老後の暮らしを考えたとき、終活は始まる

「終活」という言葉が、流行語大賞のトップテンのひとつに選ばれたのは、昨年2012年のことでした。 つまり比較的新しい言葉ですが、最近ではニュースなどで終活の話題をよく見かけるようになりましたね。 よく見かけるとはいっても、その内容は主に、「散骨葬などが注目されてきている」「イベントでの入棺体験」「エンディングノート」などが多いのではないでしょうか。

もちろん、そうした話題も終活のひとつですが、「人生の終焉期」とばかり考えていると、「終活」のスタートをきるタイミングは、ますます遅くなってしまいます。 現実に、ライフプランラボへご相談にお越しになる人で、70歳前後の人の場合でも、「終活」や「エンディングノート」の話題になると、「まだまだ私なんて早いです」とおっしゃる方も多いのが現実です。

私はいつも、「終活はライフプランの締めくくりですよ」とお話しをしています。 それは、「終活」がひとつの独立したテーマではなく、ライフプランの延長線上にある共通したテーマだと考えているからです。

 

ライフイベントに予算を

例えば、老後の暮らしの土台となる「住まい」です。 住宅ローンも終わり、長く快適に住むためには、修繕やリフォームが必要な場合も多いですね。 また便利な都市圏のマンションに住み替えるケースもよく見かけるようになりました。 その際に、将来の看護や介護を考えることも多くなっています。 看護や介護を考えるときには、誰が介護の中心的役割を担うのかということも検討材料になってきます。

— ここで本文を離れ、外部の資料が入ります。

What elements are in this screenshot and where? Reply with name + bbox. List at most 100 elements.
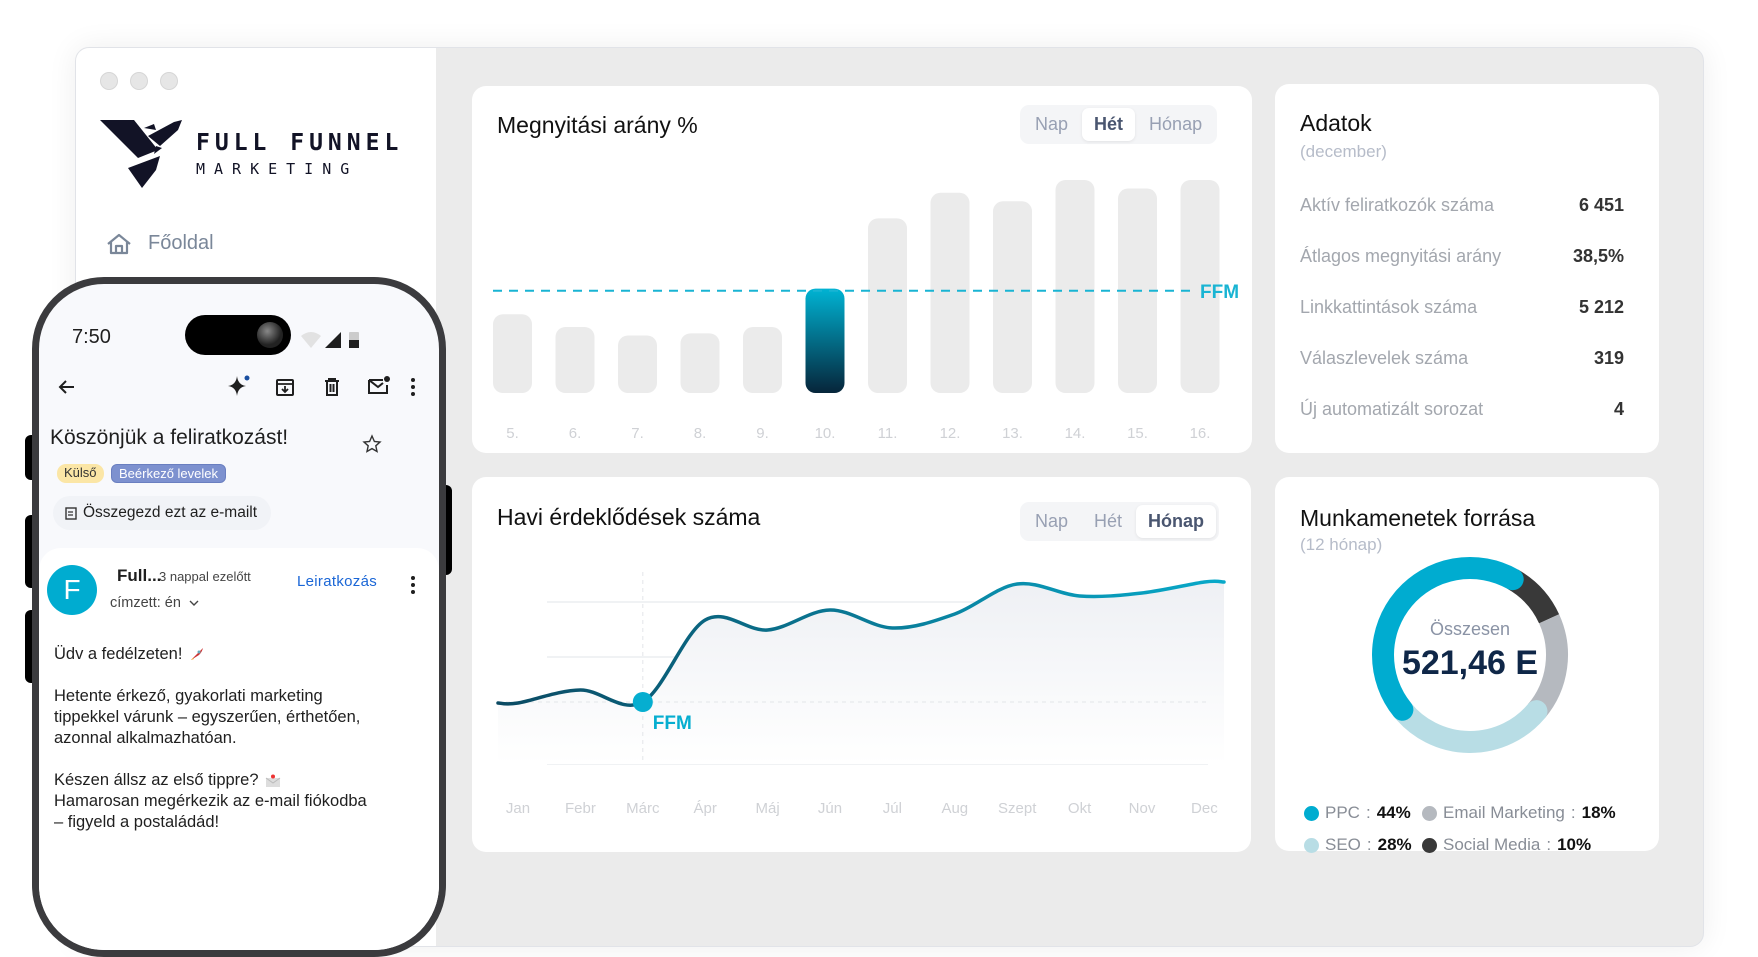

もちろん、現実には看護・介護の多くは家族の誰かに負担が偏る傾向はありますし、本人たちの意向だけで決められるものばかりでもありません。 しかし、将来を考えたときに、どんな暮らしを希望するのかというとき、看護や介護まで共通したテーマとして考える時代になっていることは間違いありません。

超高齢化が当たり前の時代になり、高齢者を対象としたサービスもまだまだ増えていくでしょう。 選択肢がたくさんあり、希望する老後のライフスタイルが増えても、家計の裏付けを伴わないようでは現実的なものとはいえません。 たくさんある選択肢だからこそ、本当に希望する老後のライフスタイルを実現させたいですよね。 そのための準備は早いほうが、できることがたくさんあります。